Description
Bug Report
I have a Helm operator that installs releases in multiple namespaces in my K8s cluster. It is working mostly fine, however sometimes, seemingly at random, the release fails. I can see that the operator logged the error below.
It seems that the operator is trying to get the correct resource, but from the wrong API group. I don't know how it could happen, but it seems it is sometimes confusing API groups between resources.

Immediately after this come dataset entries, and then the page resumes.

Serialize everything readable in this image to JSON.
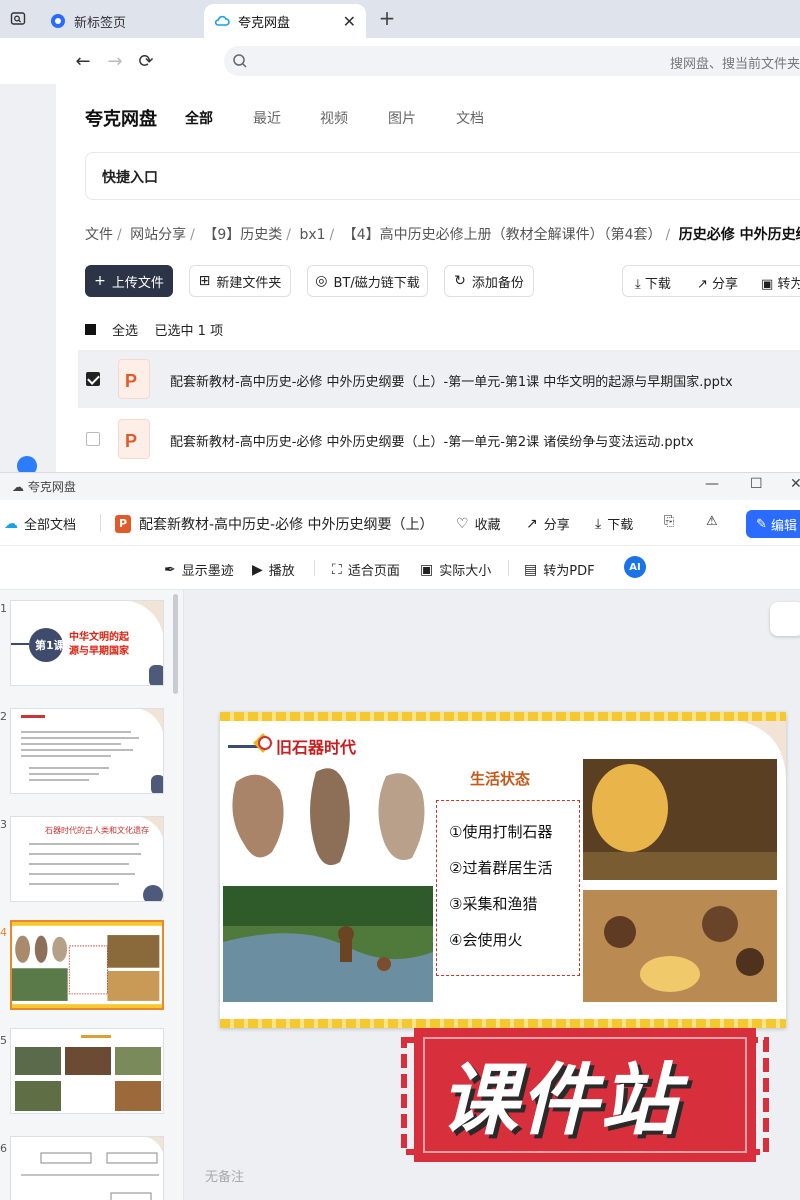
{
  "browser": {
    "tabs": [
      {
        "label": "新标签页",
        "active": false
      },
      {
        "label": "夸克网盘",
        "active": true
      }
    ],
    "address_placeholder": "搜网盘、搜当前文件夹"
  },
  "drive": {
    "logo": "夸克网盘",
    "nav": [
      "全部",
      "最近",
      "视频",
      "图片",
      "文档"
    ],
    "quick_entry": "快捷入口",
    "breadcrumb": [
      "文件",
      "网站分享",
      "【9】历史类",
      "bx1",
      "【4】高中历史必修上册（教材全解课件）（第4套）",
      "历史必修 中外历史纲要（上）"
    ],
    "toolbar": {
      "upload": "上传文件",
      "new_folder": "新建文件夹",
      "bt": "BT/磁力链下载",
      "backup": "添加备份",
      "download": "下载",
      "share": "分享",
      "convert": "转为"
    },
    "select_all": "全选",
    "selected_count": "已选中 1 项",
    "files": [
      {
        "name": "配套新教材-高中历史-必修 中外历史纲要（上）-第一单元-第1课 中华文明的起源与早期国家.pptx",
        "checked": true
      },
      {
        "name": "配套新教材-高中历史-必修 中外历史纲要（上）-第一单元-第2课 诸侯纷争与变法运动.pptx",
        "checked": false
      }
    ]
  },
  "viewer": {
    "window_title": "夸克网盘",
    "all_docs": "全部文档",
    "doc_title": "配套新教材-高中历史-必修 中外历史纲要（上）",
    "actions": {
      "favorite": "收藏",
      "share": "分享",
      "download": "下载",
      "edit": "编辑"
    },
    "tools": {
      "ink": "显示墨迹",
      "play": "播放",
      "fit": "适合页面",
      "actual": "实际大小",
      "pdf": "转为PDF",
      "ai": "AI"
    },
    "thumb_numbers": [
      "1",
      "2",
      "3",
      "4",
      "5",
      "6"
    ],
    "active_thumb": 4,
    "thumb1_title": "中华文明的起源与早期国家",
    "thumb1_badge": "第1课",
    "thumb3_title": "石器时代的古人类和文化遗存",
    "notes": "无备注"
  },
  "slide": {
    "title": "旧石器时代",
    "life_title": "生活状态",
    "items": [
      "①使用打制石器",
      "②过着群居生活",
      "③采集和渔猎",
      "④会使用火"
    ]
  },
  "watermark": "课件站",
  "colors": {
    "accent": "#2b6cff",
    "primary_dark": "#2c3447",
    "stamp_red": "#d7303c",
    "slide_red": "#c81e1e"
  }
}
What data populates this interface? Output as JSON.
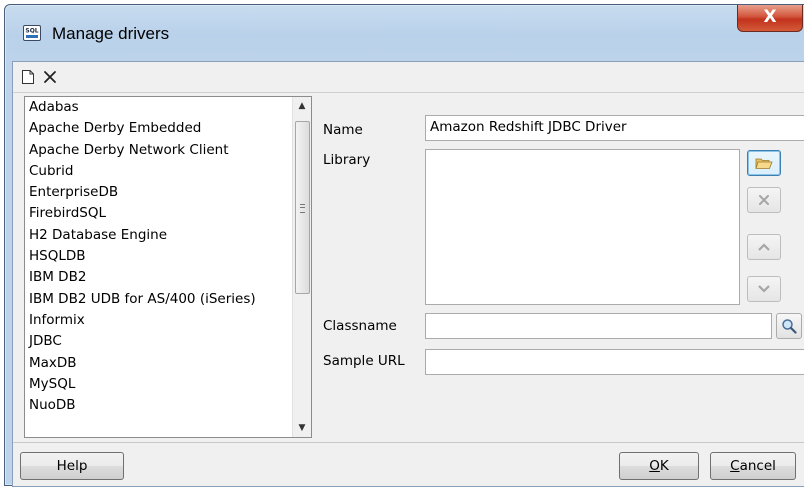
{
  "window": {
    "title": "Manage drivers",
    "app_icon_text": "SQL",
    "close_glyph": "X"
  },
  "toolbar": {
    "new_icon": "new-document-icon",
    "delete_icon": "delete-x-icon"
  },
  "drivers": [
    "Adabas",
    "Apache Derby Embedded",
    "Apache Derby Network Client",
    "Cubrid",
    "EnterpriseDB",
    "FirebirdSQL",
    "H2 Database Engine",
    "HSQLDB",
    "IBM DB2",
    "IBM DB2 UDB for AS/400 (iSeries)",
    "Informix",
    "JDBC",
    "MaxDB",
    "MySQL",
    "NuoDB"
  ],
  "form": {
    "name_label": "Name",
    "name_value": "Amazon Redshift JDBC Driver",
    "library_label": "Library",
    "classname_label": "Classname",
    "classname_value": "",
    "sample_url_label": "Sample URL",
    "sample_url_value": ""
  },
  "buttons": {
    "help": "Help",
    "ok_mnemonic": "O",
    "ok_rest": "K",
    "cancel_mnemonic": "C",
    "cancel_rest": "ancel"
  }
}
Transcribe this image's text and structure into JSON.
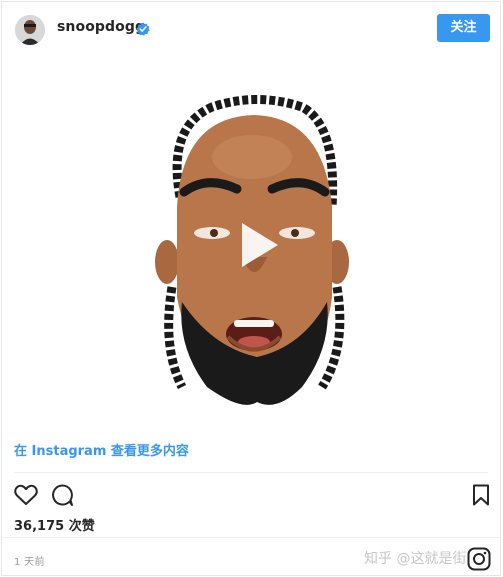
{
  "header": {
    "username": "snoopdogg",
    "verified_icon": "verified-badge-icon",
    "follow_label": "关注"
  },
  "media": {
    "type": "video",
    "play_icon": "play-icon"
  },
  "caption": {
    "view_more": "在 Instagram 查看更多内容"
  },
  "actions": {
    "like_icon": "heart-icon",
    "comment_icon": "comment-icon",
    "save_icon": "bookmark-icon"
  },
  "likes_text": "36,175 次赞",
  "timestamp": "1 天前",
  "watermark": "知乎 @这就是街",
  "colors": {
    "accent": "#3897f0",
    "text": "#262626",
    "muted": "#999999",
    "border": "#efefef"
  }
}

In the example below, the Helm chart that is getting installed has only 2 resources:
- A
Deployment
in API groupapps
- A
ConfigMap
in API group""
Sometimes, at random, the operator will try to manipulate either a Deployment
in API group ""
or a ConfigMap
in API group apps
. This fails the release, as Helm tries to manipulate resources that do not exist. When the release is tried again, it might fail again (a different resource might be the problem) or it might succeed.
Eventually, all resources are properly reconciled. The impact of this is that the reconciliation takes significantly more time.
What did you do?
- Define a Helm chart with 2 resources
- Use the operator SDK Helm operator to reconcile Helm releases in multiple namespaces
- Check the operator pod logs
What did you expect to see?
The Helm releases are reconciled successfully with no errors.
What did you see instead? Under which circumstances?
The following errors appear:
could not get object: configmaps.apps "tenant-50139-xpodbridge" is forbidden: User "system:serviceaccount:xpod-op:manager" cannot get resource "configmaps" in API group "apps" in the namespace "tenant-50139"
could not get object: deployments "xpbridge" is forbidden: User "system:serviceaccount:xpod-op:manager" cannot get resource "deployments" in API group "" in the namespace "tenant-50262"
Environment
Operator type:
/language helm
Kubernetes cluster type:
Google Kubernetes Engine
$ operator-sdk version
"v1.26.0", commit: "cbeec475e4612e19f1047ff7014342afe93f60d2", kubernetes version: "1.25.0", go version: "go1.19.3", GOOS: "linux", GOARCH: "amd64"
Docker image: quay.io/operator-framework/helm-operator:v1.26.0
(Note that this also happens with operator-sdk 1.19.1.)
$ kubectl version
Server Version: version.Info{Major:"1", Minor:"24", GitVersion:"v1.24.5-gke.600", GitCommit:"fb4964ee848bc4d25d42d60386c731836059d1d8", GitTreeState:"clean", BuildDate:"2022-09-22T09:24:55Z", GoVersion:"go1.18.6b7", Compiler:"gc", Platform:"linux/amd64"}
Possible Solution
- The randomness seems to point to a race condition
- The issue could be related to Helm, or also to the K8s go client, I'm not sure.